I've got a discrete math test coming up, and I've been studying religiously for the past week. Proof styles still frighten me though, I find it hard to wrap my head around them. Right now I am studying case analysis or 'proof by cases', I am looking at an example problem and solution posted by my professor and I need a little help.

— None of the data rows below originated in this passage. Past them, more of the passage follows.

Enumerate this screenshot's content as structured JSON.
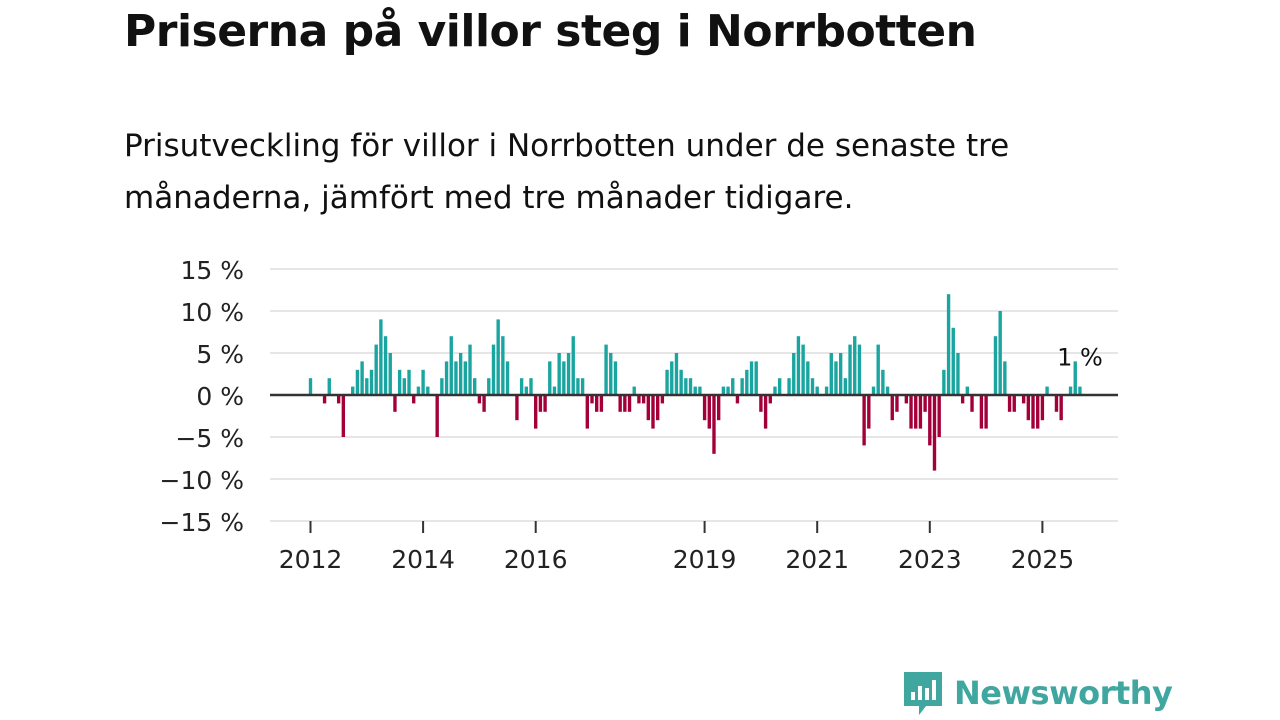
{
  "title": "Priserna på villor steg i Norrbotten",
  "subtitle": "Prisutveckling för villor i Norrbotten under de senaste tre månaderna, jämfört med tre månader tidigare.",
  "brand": {
    "name": "Newsworthy",
    "color": "#3fa6a0"
  },
  "colors": {
    "positive": "#1aa5a0",
    "negative": "#a3003a",
    "grid": "#dddddd",
    "zero": "#333333"
  },
  "chart_data": {
    "type": "bar",
    "title": "Priserna på villor steg i Norrbotten",
    "xlabel": "",
    "ylabel": "",
    "ylim": [
      -15,
      15
    ],
    "y_ticks": [
      15,
      10,
      5,
      0,
      -5,
      -10,
      -15
    ],
    "y_tick_labels": [
      "15 %",
      "10 %",
      "5 %",
      "0 %",
      "−5 %",
      "−10 %",
      "−15 %"
    ],
    "x_ticks": [
      2012,
      2014,
      2016,
      2019,
      2021,
      2023,
      2025
    ],
    "x_tick_labels": [
      "2012",
      "2014",
      "2016",
      "2019",
      "2021",
      "2023",
      "2025"
    ],
    "x_start": 2012,
    "annotation": {
      "text": "1 %",
      "value": 1
    },
    "unit": "%",
    "series": [
      {
        "name": "Prisutveckling",
        "frequency": "monthly",
        "start": "2012-01",
        "values": [
          2,
          0,
          0,
          -1,
          2,
          0,
          -1,
          -5,
          0,
          1,
          3,
          4,
          2,
          3,
          6,
          9,
          7,
          5,
          -2,
          3,
          2,
          3,
          -1,
          1,
          3,
          1,
          0,
          -5,
          2,
          4,
          7,
          4,
          5,
          4,
          6,
          2,
          -1,
          -2,
          2,
          6,
          9,
          7,
          4,
          0,
          -3,
          2,
          1,
          2,
          -4,
          -2,
          -2,
          4,
          1,
          5,
          4,
          5,
          7,
          2,
          2,
          -4,
          -1,
          -2,
          -2,
          6,
          5,
          4,
          -2,
          -2,
          -2,
          1,
          -1,
          -1,
          -3,
          -4,
          -3,
          -1,
          3,
          4,
          5,
          3,
          2,
          2,
          1,
          1,
          -3,
          -4,
          -7,
          -3,
          1,
          1,
          2,
          -1,
          2,
          3,
          4,
          4,
          -2,
          -4,
          -1,
          1,
          2,
          0,
          2,
          5,
          7,
          6,
          4,
          2,
          1,
          0,
          1,
          5,
          4,
          5,
          2,
          6,
          7,
          6,
          -6,
          -4,
          1,
          6,
          3,
          1,
          -3,
          -2,
          0,
          -1,
          -4,
          -4,
          -4,
          -2,
          -6,
          -9,
          -5,
          3,
          12,
          8,
          5,
          -1,
          1,
          -2,
          0,
          -4,
          -4,
          0,
          7,
          10,
          4,
          -2,
          -2,
          0,
          -1,
          -3,
          -4,
          -4,
          -3,
          1,
          0,
          -2,
          -3,
          0,
          1,
          4,
          1
        ]
      }
    ]
  }
}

Let the domain of x be the set of all integers. Give a case analysis
proof to prove (All x, x^2 != 5)
Sol:
Case 1: (x >= -2 and x =< 2): x^2 =< 4 < 5
Case 2: (x < -2 or x > 2): x^2 >= 9 > 5
I know case analysis is about splitting the domain into sections and solving each section, but I don't understand why the choice was made to split based on the absolute values of two. Is there any logic I am missing? Could someone talk to me more about the choice made here and case analysis in general?
Best Answer
The idea behind a proof by cases is to prove a statement $R$ seeing that, under the hypothesis, there are two possible cases (argument is similar for more cases); where the first case is the statement $P$, and $Q$ is the second. Thus, if we prove $P \implies R$ and $Q \implies R$, then we can conclude that $R$ is necessarily true. We can summarize with $$(P \implies R) \land (Q \implies R) \quad\implies\quad (P \lor Q) \implies R\,.$$ Since $T \lor \neg T$ is a tautology, it is common to use this to take tha possible cases.

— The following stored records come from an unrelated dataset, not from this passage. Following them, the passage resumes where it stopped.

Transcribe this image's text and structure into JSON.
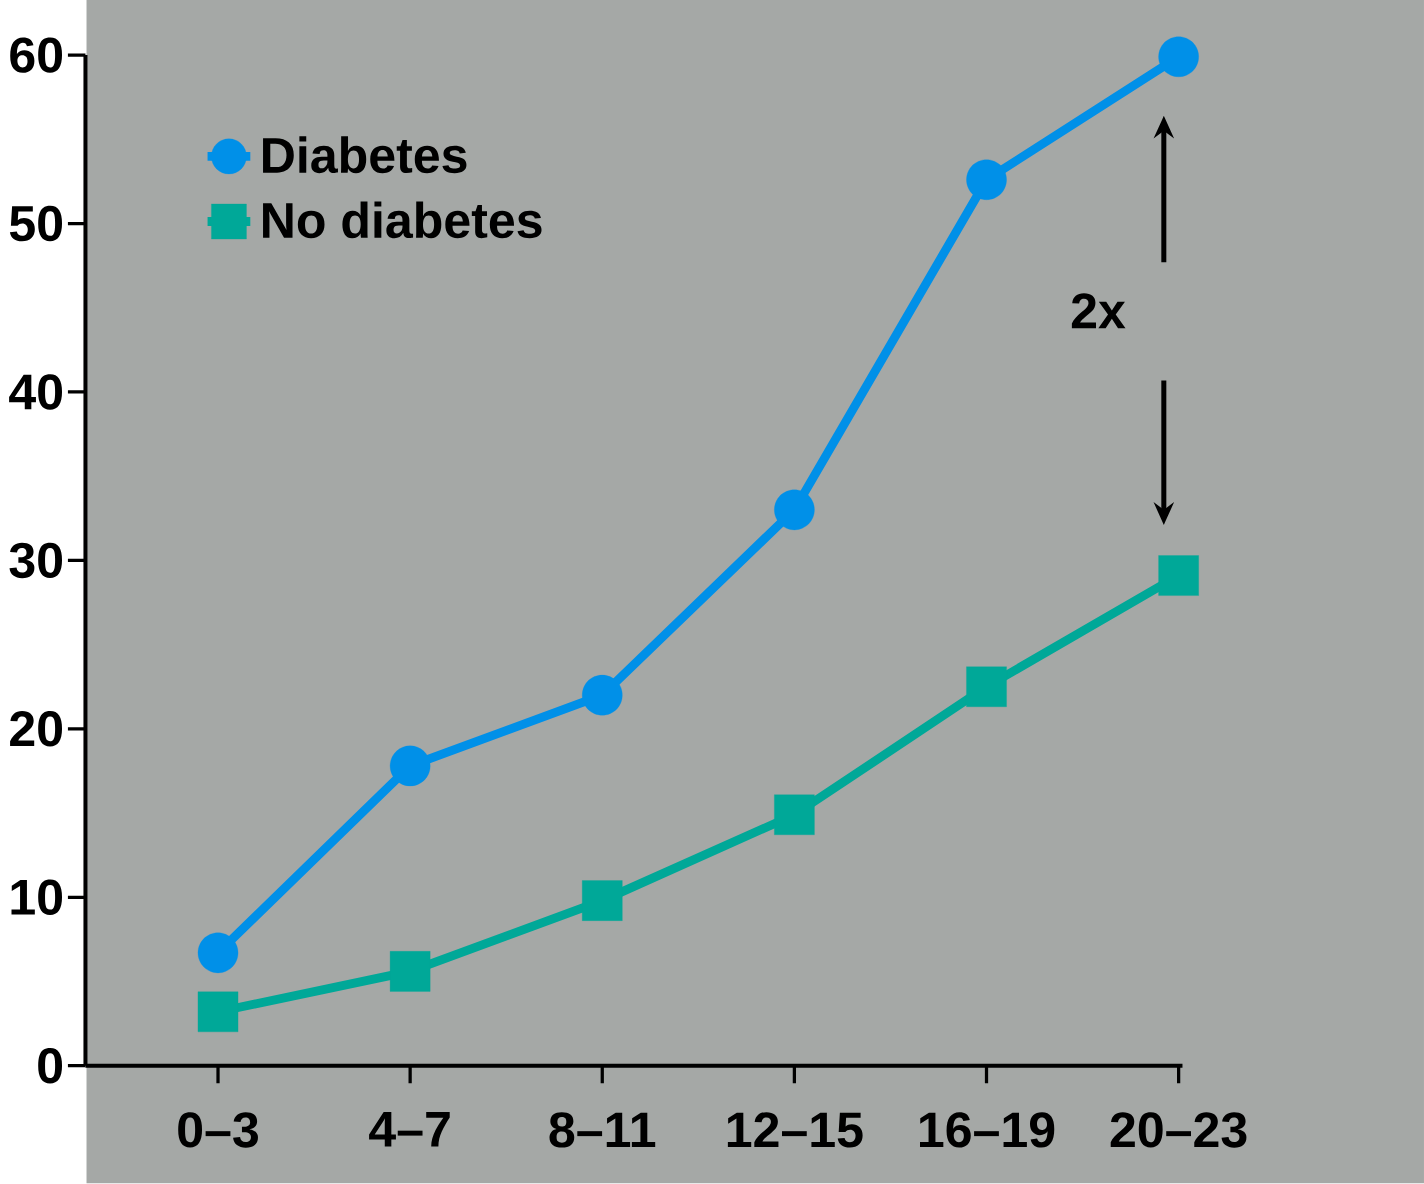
{
  "chart_data": {
    "type": "line",
    "categories": [
      "0–3",
      "4–7",
      "8–11",
      "12–15",
      "16–19",
      "20–23"
    ],
    "series": [
      {
        "name": "Diabetes",
        "color": "#0090e8",
        "marker": "circle",
        "values": [
          6.7,
          17.8,
          22.0,
          33.0,
          52.6,
          59.9
        ]
      },
      {
        "name": "No diabetes",
        "color": "#00a898",
        "marker": "square",
        "values": [
          3.2,
          5.6,
          9.8,
          14.9,
          22.5,
          29.1
        ]
      }
    ],
    "ylim": [
      0,
      60
    ],
    "yticks": [
      0,
      10,
      20,
      30,
      40,
      50,
      60
    ],
    "legend": "top left",
    "grid": false,
    "annotations": [
      "2x"
    ]
  }
}
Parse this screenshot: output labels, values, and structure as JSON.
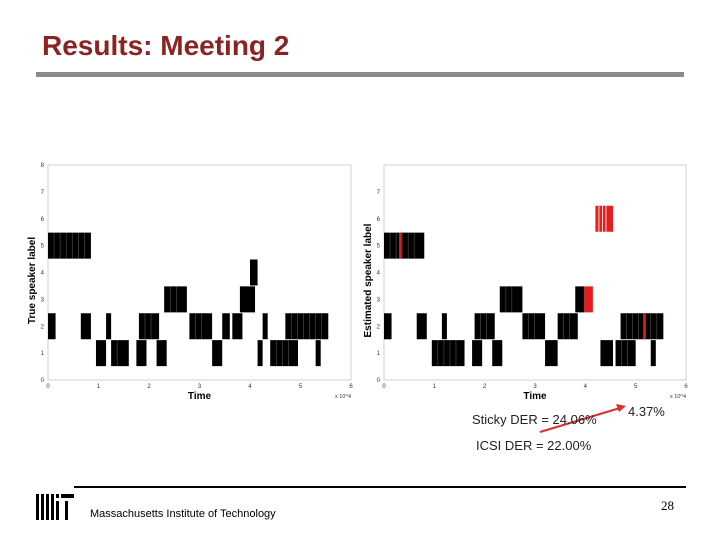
{
  "slide": {
    "title": "Results: Meeting 2",
    "sticky_der": "Sticky DER = 24.06%",
    "improved_der": "4.37%",
    "icsi_der": "ICSI DER = 22.00%",
    "footer": "Massachusetts Institute of Technology",
    "page_number": "28"
  },
  "colors": {
    "title": "#8b2323",
    "rule": "#8a8a8a",
    "highlight": "#e41e1e",
    "arrow": "#d9302f"
  },
  "icons": {
    "logo": "mit-logo-icon"
  },
  "chart_data": [
    {
      "type": "segment-raster",
      "xlabel": "Time",
      "ylabel": "True speaker label",
      "x_multiplier": "x 10^4",
      "xlim": [
        0,
        6
      ],
      "ylim": [
        0,
        8
      ],
      "xticks": [
        "0",
        "1",
        "2",
        "3",
        "4",
        "5",
        "6"
      ],
      "yticks": [
        "0",
        "1",
        "2",
        "3",
        "4",
        "5",
        "6",
        "7",
        "8"
      ],
      "segments": [
        {
          "label": 5,
          "start": 0.0,
          "end": 0.85,
          "color": "#000000"
        },
        {
          "label": 3,
          "start": 2.3,
          "end": 2.75,
          "color": "#000000"
        },
        {
          "label": 3,
          "start": 3.8,
          "end": 4.1,
          "color": "#000000"
        },
        {
          "label": 4,
          "start": 4.0,
          "end": 4.15,
          "color": "#000000"
        },
        {
          "label": 2,
          "start": 0.0,
          "end": 0.15,
          "color": "#000000"
        },
        {
          "label": 2,
          "start": 0.65,
          "end": 0.85,
          "color": "#000000"
        },
        {
          "label": 2,
          "start": 1.15,
          "end": 1.25,
          "color": "#000000"
        },
        {
          "label": 2,
          "start": 1.8,
          "end": 2.2,
          "color": "#000000"
        },
        {
          "label": 2,
          "start": 2.8,
          "end": 3.25,
          "color": "#000000"
        },
        {
          "label": 2,
          "start": 3.45,
          "end": 3.6,
          "color": "#000000"
        },
        {
          "label": 2,
          "start": 3.65,
          "end": 3.85,
          "color": "#000000"
        },
        {
          "label": 2,
          "start": 4.25,
          "end": 4.35,
          "color": "#000000"
        },
        {
          "label": 2,
          "start": 4.7,
          "end": 5.55,
          "color": "#000000"
        },
        {
          "label": 1,
          "start": 0.95,
          "end": 1.15,
          "color": "#000000"
        },
        {
          "label": 1,
          "start": 1.25,
          "end": 1.6,
          "color": "#000000"
        },
        {
          "label": 1,
          "start": 1.75,
          "end": 1.95,
          "color": "#000000"
        },
        {
          "label": 1,
          "start": 2.15,
          "end": 2.35,
          "color": "#000000"
        },
        {
          "label": 1,
          "start": 3.25,
          "end": 3.45,
          "color": "#000000"
        },
        {
          "label": 1,
          "start": 4.15,
          "end": 4.25,
          "color": "#000000"
        },
        {
          "label": 1,
          "start": 4.4,
          "end": 4.95,
          "color": "#000000"
        },
        {
          "label": 1,
          "start": 5.3,
          "end": 5.4,
          "color": "#000000"
        }
      ]
    },
    {
      "type": "segment-raster",
      "xlabel": "Time",
      "ylabel": "Estimated speaker label",
      "x_multiplier": "x 10^4",
      "xlim": [
        0,
        6
      ],
      "ylim": [
        0,
        8
      ],
      "xticks": [
        "0",
        "1",
        "2",
        "3",
        "4",
        "5",
        "6"
      ],
      "yticks": [
        "0",
        "1",
        "2",
        "3",
        "4",
        "5",
        "6",
        "7"
      ],
      "segments": [
        {
          "label": 5,
          "start": 0.0,
          "end": 0.8,
          "color": "#000000"
        },
        {
          "label": 5,
          "start": 0.3,
          "end": 0.35,
          "color": "#e41e1e"
        },
        {
          "label": 6,
          "start": 4.2,
          "end": 4.55,
          "color": "#e41e1e"
        },
        {
          "label": 3,
          "start": 2.3,
          "end": 2.75,
          "color": "#000000"
        },
        {
          "label": 3,
          "start": 3.8,
          "end": 3.98,
          "color": "#000000"
        },
        {
          "label": 3,
          "start": 3.98,
          "end": 4.15,
          "color": "#e41e1e"
        },
        {
          "label": 2,
          "start": 0.0,
          "end": 0.15,
          "color": "#000000"
        },
        {
          "label": 2,
          "start": 0.65,
          "end": 0.85,
          "color": "#000000"
        },
        {
          "label": 2,
          "start": 1.15,
          "end": 1.25,
          "color": "#000000"
        },
        {
          "label": 2,
          "start": 1.8,
          "end": 2.2,
          "color": "#000000"
        },
        {
          "label": 2,
          "start": 2.75,
          "end": 3.2,
          "color": "#000000"
        },
        {
          "label": 2,
          "start": 3.45,
          "end": 3.85,
          "color": "#000000"
        },
        {
          "label": 2,
          "start": 4.7,
          "end": 5.55,
          "color": "#000000"
        },
        {
          "label": 2,
          "start": 5.15,
          "end": 5.2,
          "color": "#e41e1e"
        },
        {
          "label": 1,
          "start": 0.95,
          "end": 1.6,
          "color": "#000000"
        },
        {
          "label": 1,
          "start": 1.75,
          "end": 1.95,
          "color": "#000000"
        },
        {
          "label": 1,
          "start": 2.15,
          "end": 2.35,
          "color": "#000000"
        },
        {
          "label": 1,
          "start": 3.2,
          "end": 3.45,
          "color": "#000000"
        },
        {
          "label": 1,
          "start": 4.3,
          "end": 4.55,
          "color": "#000000"
        },
        {
          "label": 1,
          "start": 4.6,
          "end": 5.0,
          "color": "#000000"
        },
        {
          "label": 1,
          "start": 5.3,
          "end": 5.4,
          "color": "#000000"
        }
      ]
    }
  ]
}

I can show you some examples of proof by cases in set-theory and real-analysis, but I do not if this is what you are looking for.
Remember, the key to prove by cases $P \implies Q$ is to split $P$ in all possibles cases such that $$P_1 \lor P_2 \lor P_3 \lor \dotsm \lor P_n \iff P,$$ then prove $P_i \implies P$ where $i = 1, 2, 3, \dotso, n$.
In your problem, we need to use our "advanced knowledge" to pick the cases for $x^2 \ne 5$. Thus, since we know that for any numbers $a$ and $b$, only one of the three statements $a < b$, $a = b$ or $a > b$ is true. Since we have $x^2 \ne 5$, then must be either $x^2 < 5$ or $x^2 > 5$, but no both. For $x^2 < 5$, we have $S := \{x \in \Bbb Z: -2 \le x \le 2 \}$ satisfies the statement. For $x^2 > 5$, we have $T := \{x \in \Bbb Z: -3 \le x \text{ and } x \ge 3 \} = \{x \in \Bbb Z: -2 < x \text{ and } x > 2 \} $ satisfies $x^2 > 5$. Since $S \cup T = \Bbb Z$, we have our cases, i.e., we have $x \in S \implies x^2 < 5$ and $x \in T \implies x^2 > 5$, which is the same that $(x \in S \text{ or } x \in T) \implies (x^2 < 5 \text{ and } x^2 > 5)$, which is the same that $x \in \Bbb Z \implies x^2 \ne 5$.
Obviusly, this is not a rigorous proof. Also, you can to use the absolute value to ease the notation.